PUNK IN ROTTERDAM EN GRONINGEN TIJDENS DE JAREN ZEVENTIG EN TACHTIG VAN DETWINTIGSTE EEUW. By Ondřej Grošaft. OLOMOUC 2019.

This thesis from the Czech Republic is about punk in the Netherlands in the 1970s and 1980s. Especially in Groningen and Rotterdam cities, focusing on, respectively, the bands the Fuckups (founded in 2003, but including people who had been in earlier bands) and the Rondos, founded in 1978.

Ondřej Grošaft deserves praise for the effort he put into writing the thesis. He went especially to the Netherlands to interview 1970-80s Dutch punk participants. He studied much Dutch literature (not including Punk Met Een Hoofdletter R. De Politieke Ideologie Van Rotterdams Punkcollectief De Rondos 1978-1983, MA thesis by Anne de Rooij). The points of criticism in my review are not meant at all to detract from the merits.

According to this thesis, punk in the Netherlands arose from the squatting movement; and ‘punks lived mostly in squats’. That is truer in Amsterdam than in other cities like Leiden in 1977-1982.

Ondřej Grošaft puts punk in the three cities Amsterdam, Rotterdam and Groningen in a political history perspective, on p. 7:

‘In the Netherlands, Punk in Amsterdam was a bit more linked to [anarchist] Provo. Punk in cities like Rotterdam and Groningen had another origin. Rotterdam and Groningen were radical workers’ movement centres. Communists like the pro-Moscow Communistische Partij van Nederland (CPN) and various smaller Maoist parties had a big influence in these cities.’
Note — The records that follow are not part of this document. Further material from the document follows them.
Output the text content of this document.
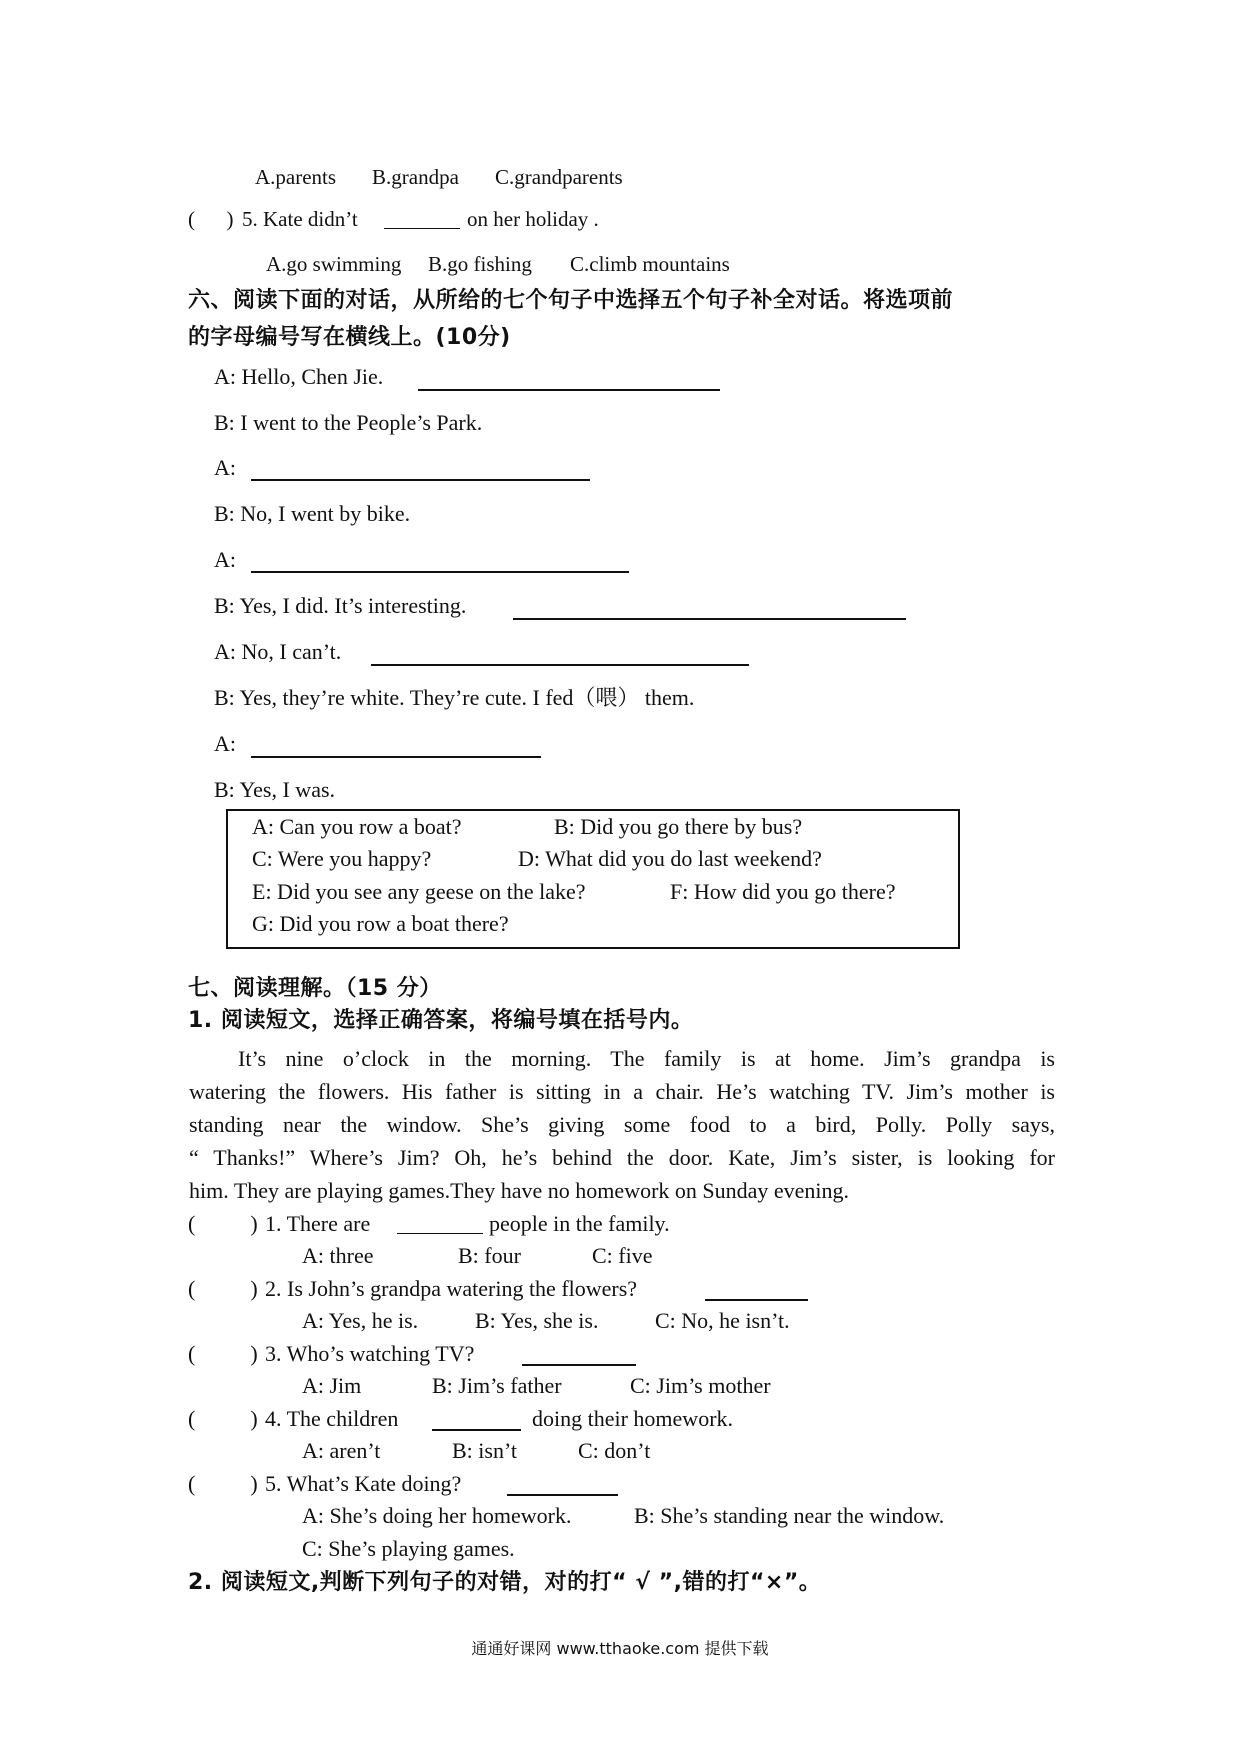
A.parents B.grandpa C.grandparents
(      ) 5. Kate didn’t	on her holiday .
A.go swimming B.go fishing C.climb mountains
六、阅读下面的对话，从所给的七个句子中选择五个句子补全对话。将选项前
的字母编号写在横线上。(10分)
A: Hello, Chen Jie.
B: I went to the People’s Park.
A:
B: No, I went by bike.
A:
B: Yes, I did. It’s interesting.
A: No, I can’t.
B: Yes, they’re white. They’re cute. I fed（喂） them.
A:
B: Yes, I was.
A: Can you row a boat?	B: Did you go there by bus?
C: Were you happy?	D: What did you do last weekend?
E: Did you see any geese on the lake?	F: How did you go there?
G: Did you row a boat there?
七、阅读理解。（15 分）
1. 阅读短文，选择正确答案，将编号填在括号内。
It’s nine o’clock in the morning. The family is at home. Jim’s grandpa is
watering the flowers. His father is sitting in a chair. He’s watching TV. Jim’s mother is
standing near the window. She’s giving some food to a bird, Polly. Polly says,
“ Thanks!” Where’s Jim? Oh, he’s behind the door. Kate, Jim’s sister, is looking for
him. They are playing games.They have no homework on Sunday evening.
(          ) 1. There are	people in the family.
A: three	B: four	C: five
(          ) 2. Is John’s grandpa watering the flowers?
A: Yes, he is.	B: Yes, she is.	C: No, he isn’t.
(          ) 3. Who’s watching TV?
A: Jim	B: Jim’s father	C: Jim’s mother
(          ) 4. The children	doing their homework.
A: aren’t	B: isn’t	C: don’t
(          ) 5. What’s Kate doing?
A: She’s doing her homework.	B: She’s standing near the window.
C: She’s playing games.
2. 阅读短文,判断下列句子的对错，对的打“ √ ”,错的打“×”。
通通好课网 www.tthaoke.com 提供下载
In fact, Amsterdam before and during the 1970s and 1980s was more of a radical workers’ movement centre than the two other cities. In both Rotterdam and Groningen, the centre-left social democrat Partij van de Arbeid (PvdA) was much bigger than the CPN, getting in Rotterdam ten times or more votes in elections. While Maoists in Rotterdam were in turn much less numerous than the CPN and nearly non-existent in Groningen. While in Amsterdam, where their headquarters was, the CPN was much bigger than in Rotterdam, and often got over half of the number of PvdA votes in elections.
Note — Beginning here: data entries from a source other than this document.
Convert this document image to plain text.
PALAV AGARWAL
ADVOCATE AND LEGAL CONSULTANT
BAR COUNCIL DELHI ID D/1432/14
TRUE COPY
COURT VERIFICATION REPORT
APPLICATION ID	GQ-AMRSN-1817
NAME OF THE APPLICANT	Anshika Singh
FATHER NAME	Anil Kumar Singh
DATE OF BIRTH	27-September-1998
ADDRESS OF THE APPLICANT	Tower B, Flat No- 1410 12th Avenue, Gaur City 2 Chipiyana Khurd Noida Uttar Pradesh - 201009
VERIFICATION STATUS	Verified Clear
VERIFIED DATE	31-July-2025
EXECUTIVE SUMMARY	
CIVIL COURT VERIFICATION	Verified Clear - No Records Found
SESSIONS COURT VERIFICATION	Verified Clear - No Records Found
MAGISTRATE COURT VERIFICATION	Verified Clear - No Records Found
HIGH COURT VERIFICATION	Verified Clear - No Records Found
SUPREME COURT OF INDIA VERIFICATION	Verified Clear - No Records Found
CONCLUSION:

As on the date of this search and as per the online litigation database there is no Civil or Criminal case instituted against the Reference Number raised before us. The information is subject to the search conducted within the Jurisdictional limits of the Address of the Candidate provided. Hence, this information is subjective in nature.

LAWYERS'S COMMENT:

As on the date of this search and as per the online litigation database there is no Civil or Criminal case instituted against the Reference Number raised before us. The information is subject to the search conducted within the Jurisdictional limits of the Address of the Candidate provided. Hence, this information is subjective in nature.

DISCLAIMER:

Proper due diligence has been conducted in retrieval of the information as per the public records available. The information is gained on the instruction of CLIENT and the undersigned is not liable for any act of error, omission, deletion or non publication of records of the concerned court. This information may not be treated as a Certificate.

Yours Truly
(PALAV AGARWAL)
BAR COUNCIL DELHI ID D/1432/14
Was the CPN ‘pro-Moscow’? Yes, until the conflict between the Chinese and Soviet communist party leaders in the early 1960s. Then, the CPN took a non-aligned position in that conflict; e.g., condemning the 1968 invasion of Czechoslovakia by Warsaw Pact armed forces.
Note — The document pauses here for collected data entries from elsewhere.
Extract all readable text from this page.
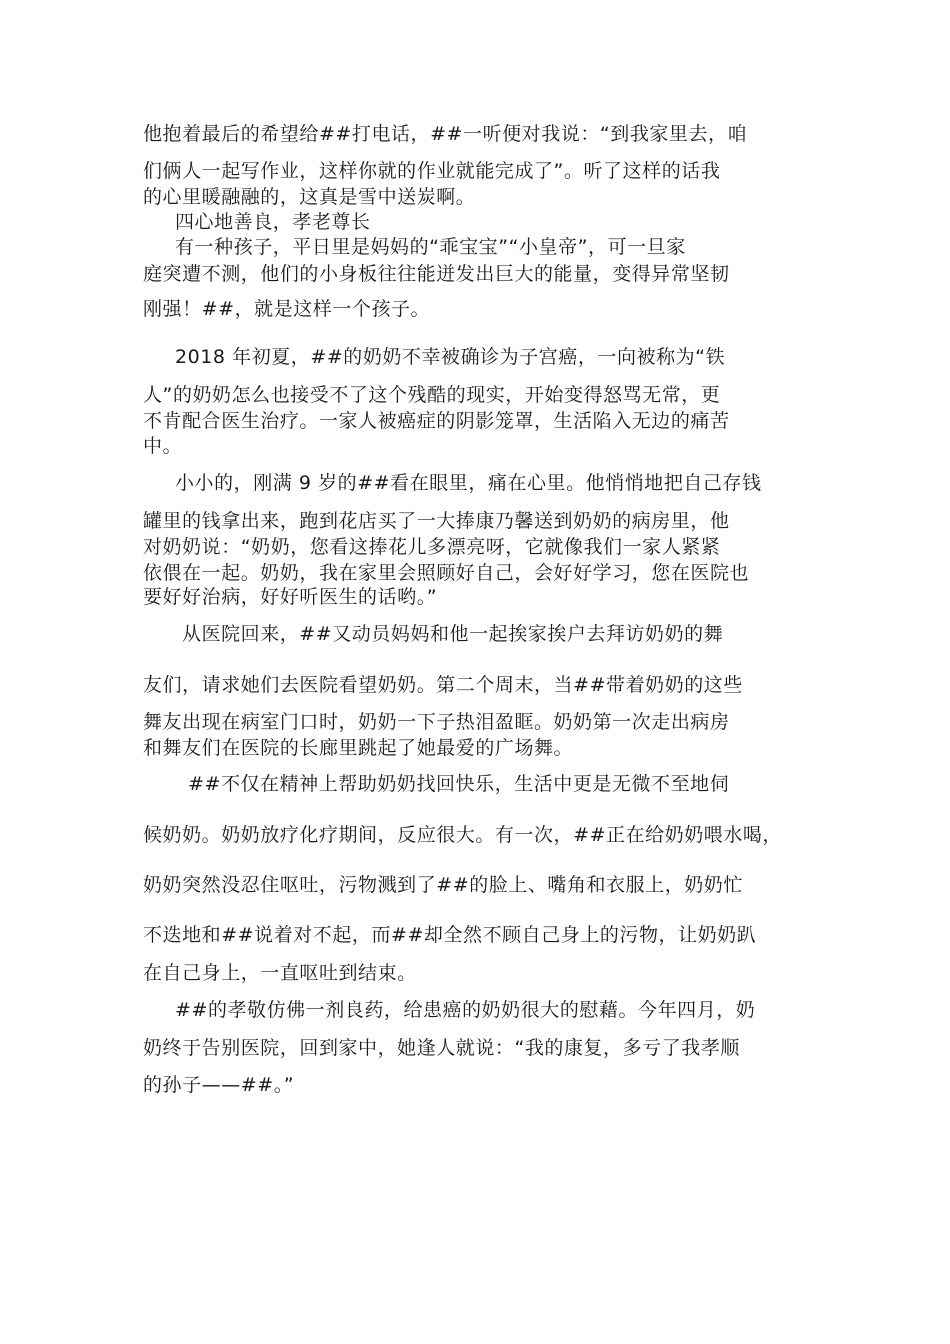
他抱着最后的希望给##打电话，##一听便对我说：“到我家里去，咱
们俩人一起写作业，这样你就的作业就能完成了”。听了这样的话我
的心里暖融融的，这真是雪中送炭啊。
四心地善良，孝老尊长
有一种孩子，平日里是妈妈的“乖宝宝”“小皇帝”，可一旦家
庭突遭不测，他们的小身板往往能迸发出巨大的能量，变得异常坚韧
刚强！##，就是这样一个孩子。
2018 年初夏，##的奶奶不幸被确诊为子宫癌，一向被称为“铁
人”的奶奶怎么也接受不了这个残酷的现实，开始变得怒骂无常，更
不肯配合医生治疗。一家人被癌症的阴影笼罩，生活陷入无边的痛苦
中。
小小的，刚满 9 岁的##看在眼里，痛在心里。他悄悄地把自己存钱
罐里的钱拿出来，跑到花店买了一大捧康乃馨送到奶奶的病房里，他
对奶奶说：“奶奶，您看这捧花儿多漂亮呀，它就像我们一家人紧紧
依偎在一起。奶奶，我在家里会照顾好自己，会好好学习，您在医院也
要好好治病，好好听医生的话哟。”
从医院回来，##又动员妈妈和他一起挨家挨户去拜访奶奶的舞
友们，请求她们去医院看望奶奶。第二个周末，当##带着奶奶的这些
舞友出现在病室门口时，奶奶一下子热泪盈眶。奶奶第一次走出病房
和舞友们在医院的长廊里跳起了她最爱的广场舞。
##不仅在精神上帮助奶奶找回快乐，生活中更是无微不至地伺
候奶奶。奶奶放疗化疗期间，反应很大。有一次，##正在给奶奶喂水喝，
奶奶突然没忍住呕吐，污物溅到了##的脸上、嘴角和衣服上，奶奶忙
不迭地和##说着对不起，而##却全然不顾自己身上的污物，让奶奶趴
在自己身上，一直呕吐到结束。
##的孝敬仿佛一剂良药，给患癌的奶奶很大的慰藉。今年四月，奶
奶终于告别医院，回到家中，她逢人就说：“我的康复，多亏了我孝顺
的孙子——##。”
To my surprise, it is always good to learn new things, Ondřej Grošaft mentions on p. 10, that there were Maoist ideas among some Czechoslovak opponents of the post-1968 Warsaw Pact invasion regime. Surprising, as the main reproach by the Chinese party leaders against their Soviet colleagues was Soviet destalinisation. While one might expect rather views in Czechoslovakia that Khrushchev’s destalinisation had not gone far enough. The Chinese party leaders had supported the 1956 Soviet military invasion of Hungary.

Were the Rondos the earliest Rotterdam punk band, when they started in 1978, as p. 7 of the thesis says?

No, there were earlier punk bands in Rotterdam. The Game, Vissenpunk and Banana Sisters since 1977.

Imho, the thesis would have benefited by including not also the viewpoints of the interviewed Rondos, but also of non-Rondos, often anarchist, punks, in Rotterdam and elsewhere.

When Ondřej Grošaft interviewed the Rondos, they said about the class background of punk: ‘Here in the Nederlands, you don’t have such an extreme class difference as in England. […] It [class] did not play a role.’ It did play a role, eg, in the scene around Leiden punk zine Pin, started in 1978; where people doubted if one could be a real punk if one was not working-class.

Finally, a remark about skinheads. P. 22 of the thesis says: ‘They had an extreme right orientation’. This is much too simplistic. Skinhead subculture originated not with white supremacists, but with Jamaicans. There have always been non-racist skinheads in the UK, the Netherlands, Germany and elsewhere, who consider nazi skins to be not real skinheads, but ‘boneheads’.

It will be interesting to compare the Rotterdam side of this Czech thesis with the new 784-page book by ex-Rondos singer Johannes van der Weert which will be published soon.